Pitcher sees this initiative as a way to bring tourism and visitors to the city for all reasons, and he also believes this will help put the EcoTarium – literally – on the map.

“We’ve been working on it for many years now and we’re so happy to see some action is finally being taken to move this forward,” he said. “I’ve lived here for many years and it’s just not an intuitive city. Tourists have difficulty and even for Worcester residents it can be challenging. I hear it all the time from people who have been living here for years: ‘Oh, the EcoTarium, I’ve heard of it, but where is it exactly?’” he said.

The Plan to Promote Worcester’s Highlights

The Wayfinding Initiative includes public information kiosks, signage, and an overall cohesive plan to solidify Worcester’s commercial and business strengths. There are also plans to include public art and signs for historical sites.

The venture is a public-private partnership between the City of Worcester and its business, higher education and cultural communities, to both bring in new visitors and give them a tour of Worcester’s achievements and rich cultural history.

What it Means for the City’s Future

Senator Michael Moore (D-Millbury) said that besides the physical appearance of the Wayfinding Initiative, the plan will show a deeper investment in Worcester’s businesses, which will be critical in pulling the city out of recent economic downturns.

“The legislature needs to act in collaboration with cities and towns to help them expand their economic opportunities, especially in the time of what’s been called the Great Recession,” he said. “Worcester has a lot of great cultural and historical sites.”

Moore said that there are 3.5 million visitors coming to the city each year, and it only makes sense for the city to do more to promote that tourism and development.

“Some of these locations that people may come to see in the city are spread out,” Moore said. “We don’t have one historical or cultural district.
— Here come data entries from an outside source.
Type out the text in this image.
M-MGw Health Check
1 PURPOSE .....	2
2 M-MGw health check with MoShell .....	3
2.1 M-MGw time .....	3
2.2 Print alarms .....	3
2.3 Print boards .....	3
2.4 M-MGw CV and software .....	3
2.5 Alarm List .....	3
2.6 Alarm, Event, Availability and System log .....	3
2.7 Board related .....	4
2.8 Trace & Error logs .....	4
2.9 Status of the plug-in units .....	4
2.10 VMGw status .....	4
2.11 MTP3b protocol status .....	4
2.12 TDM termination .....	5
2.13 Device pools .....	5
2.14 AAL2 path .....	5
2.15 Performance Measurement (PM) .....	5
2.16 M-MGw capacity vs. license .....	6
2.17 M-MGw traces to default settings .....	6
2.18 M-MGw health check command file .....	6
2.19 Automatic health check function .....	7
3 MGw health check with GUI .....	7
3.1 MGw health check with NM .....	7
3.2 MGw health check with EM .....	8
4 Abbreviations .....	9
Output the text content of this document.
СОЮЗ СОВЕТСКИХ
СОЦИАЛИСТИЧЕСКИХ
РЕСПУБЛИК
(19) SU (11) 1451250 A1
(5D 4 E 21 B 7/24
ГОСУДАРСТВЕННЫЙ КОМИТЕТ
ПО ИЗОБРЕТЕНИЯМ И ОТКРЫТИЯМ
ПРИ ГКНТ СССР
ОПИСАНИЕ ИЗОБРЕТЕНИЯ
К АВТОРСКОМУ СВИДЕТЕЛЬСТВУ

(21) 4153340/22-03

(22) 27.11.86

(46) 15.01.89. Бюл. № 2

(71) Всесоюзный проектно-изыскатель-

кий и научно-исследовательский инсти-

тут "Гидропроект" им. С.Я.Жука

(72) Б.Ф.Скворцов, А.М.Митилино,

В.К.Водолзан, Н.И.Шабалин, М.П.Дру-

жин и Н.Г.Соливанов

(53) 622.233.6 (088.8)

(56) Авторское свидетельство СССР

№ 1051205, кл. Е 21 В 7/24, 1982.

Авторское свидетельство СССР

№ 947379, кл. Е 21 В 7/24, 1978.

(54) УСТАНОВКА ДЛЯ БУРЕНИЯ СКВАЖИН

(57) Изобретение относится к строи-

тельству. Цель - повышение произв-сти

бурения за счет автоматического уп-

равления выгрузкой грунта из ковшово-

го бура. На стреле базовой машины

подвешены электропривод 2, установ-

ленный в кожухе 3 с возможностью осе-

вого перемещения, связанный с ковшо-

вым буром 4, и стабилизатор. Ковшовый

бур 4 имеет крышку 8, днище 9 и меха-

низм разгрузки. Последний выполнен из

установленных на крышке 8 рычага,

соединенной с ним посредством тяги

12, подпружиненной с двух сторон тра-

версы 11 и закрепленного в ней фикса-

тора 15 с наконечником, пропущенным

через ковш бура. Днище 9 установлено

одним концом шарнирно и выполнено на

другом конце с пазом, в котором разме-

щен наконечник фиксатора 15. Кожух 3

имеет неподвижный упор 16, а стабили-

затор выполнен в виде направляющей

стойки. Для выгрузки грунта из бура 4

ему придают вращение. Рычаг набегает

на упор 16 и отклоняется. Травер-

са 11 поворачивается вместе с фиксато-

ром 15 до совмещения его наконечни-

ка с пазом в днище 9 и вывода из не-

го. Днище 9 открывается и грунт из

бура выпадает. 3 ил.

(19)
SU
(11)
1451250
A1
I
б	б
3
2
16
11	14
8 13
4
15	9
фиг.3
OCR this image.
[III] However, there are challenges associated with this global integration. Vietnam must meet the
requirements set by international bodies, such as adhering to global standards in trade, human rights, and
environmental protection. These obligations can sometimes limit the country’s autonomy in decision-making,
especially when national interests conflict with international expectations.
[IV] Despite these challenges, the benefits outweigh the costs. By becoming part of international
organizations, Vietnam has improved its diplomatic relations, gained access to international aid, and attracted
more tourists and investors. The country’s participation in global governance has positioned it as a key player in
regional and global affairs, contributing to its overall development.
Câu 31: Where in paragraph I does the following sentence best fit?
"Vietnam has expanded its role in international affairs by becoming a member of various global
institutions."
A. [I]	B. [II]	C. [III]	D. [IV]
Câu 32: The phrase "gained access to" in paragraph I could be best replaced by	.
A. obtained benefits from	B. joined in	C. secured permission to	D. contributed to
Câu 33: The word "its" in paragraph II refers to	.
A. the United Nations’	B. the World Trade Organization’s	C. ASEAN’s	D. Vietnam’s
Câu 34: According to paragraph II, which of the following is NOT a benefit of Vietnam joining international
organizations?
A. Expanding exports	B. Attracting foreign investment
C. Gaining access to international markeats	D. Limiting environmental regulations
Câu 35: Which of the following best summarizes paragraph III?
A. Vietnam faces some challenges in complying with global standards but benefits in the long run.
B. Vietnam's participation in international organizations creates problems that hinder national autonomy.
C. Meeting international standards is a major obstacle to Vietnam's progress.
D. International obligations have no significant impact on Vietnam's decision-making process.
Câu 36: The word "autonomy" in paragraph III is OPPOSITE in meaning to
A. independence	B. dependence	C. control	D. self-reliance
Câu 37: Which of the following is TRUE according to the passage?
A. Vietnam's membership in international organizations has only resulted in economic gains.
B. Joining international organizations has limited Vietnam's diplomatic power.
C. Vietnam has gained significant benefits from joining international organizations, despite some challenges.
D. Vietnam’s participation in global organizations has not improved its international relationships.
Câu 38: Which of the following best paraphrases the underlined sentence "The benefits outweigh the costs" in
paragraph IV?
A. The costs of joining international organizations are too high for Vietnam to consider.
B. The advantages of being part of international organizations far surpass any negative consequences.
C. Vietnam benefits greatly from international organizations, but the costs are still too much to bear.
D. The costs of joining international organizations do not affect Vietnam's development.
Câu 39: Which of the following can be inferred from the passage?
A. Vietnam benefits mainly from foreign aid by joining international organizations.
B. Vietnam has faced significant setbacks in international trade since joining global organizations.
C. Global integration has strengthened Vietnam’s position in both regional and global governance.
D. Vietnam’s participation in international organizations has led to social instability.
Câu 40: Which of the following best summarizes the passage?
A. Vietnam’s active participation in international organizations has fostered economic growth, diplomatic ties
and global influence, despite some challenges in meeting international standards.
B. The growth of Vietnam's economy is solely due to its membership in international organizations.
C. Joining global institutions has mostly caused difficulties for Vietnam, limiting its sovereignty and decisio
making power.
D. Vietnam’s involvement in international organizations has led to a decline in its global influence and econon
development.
Having them spread out through the city, it makes sense to have some well-highlighted wayfinding systems can help hopefully increase tourism and therefore the local economy.”

Dividing the City

While Worcester has been criticized for having a difficult layout, the city’s Cultural Commission made the decision that dividing the city is the best way to tackle the problem.

“The Wayfinding project will be there to guide people through the city and help people navigate the city’s districts,” Williams said. The project will break down the city into Washington Square, Salisbury, Canal, Downtown, Shrewsbury Street, Main South, Elm Park and South Worcester with various cultural and public destination points linked to each district.

The EcoTarium’s President, who was also highly involved in the project said that directing people to sections of the city will help people locate what they want.

“A good part of our visitors come from Natick West,” Pitcher said. “As they enter Worcester currently, there’s no official way to get people and show them through the different cultural districts. For example, the best way to get to the EcoTarium is via Belmont Street, but people are not aware of that.”

Small Businesses are Still King

Moore said that this push shows that small businesses are the key to helping Central Mass overcome the recession.

“When it helps the local economy it’s the small local businesses that it’s helping. Everyone thinks of big manufacturing when they think of pushing jobs, but 86 percent of economy is small business,” he said. “So if we’re going to continue the recovery, we need to continue that investment.”

Moore said that this is adding with other projects to bring Worcester a strong future.

“If you look at everything that has been going on in the last four years and development, there are significant investments here, and as the economy improves, it will pay off,” he said. “I think it’s important to focus on the local economy. This is an investment in local infrastructure.”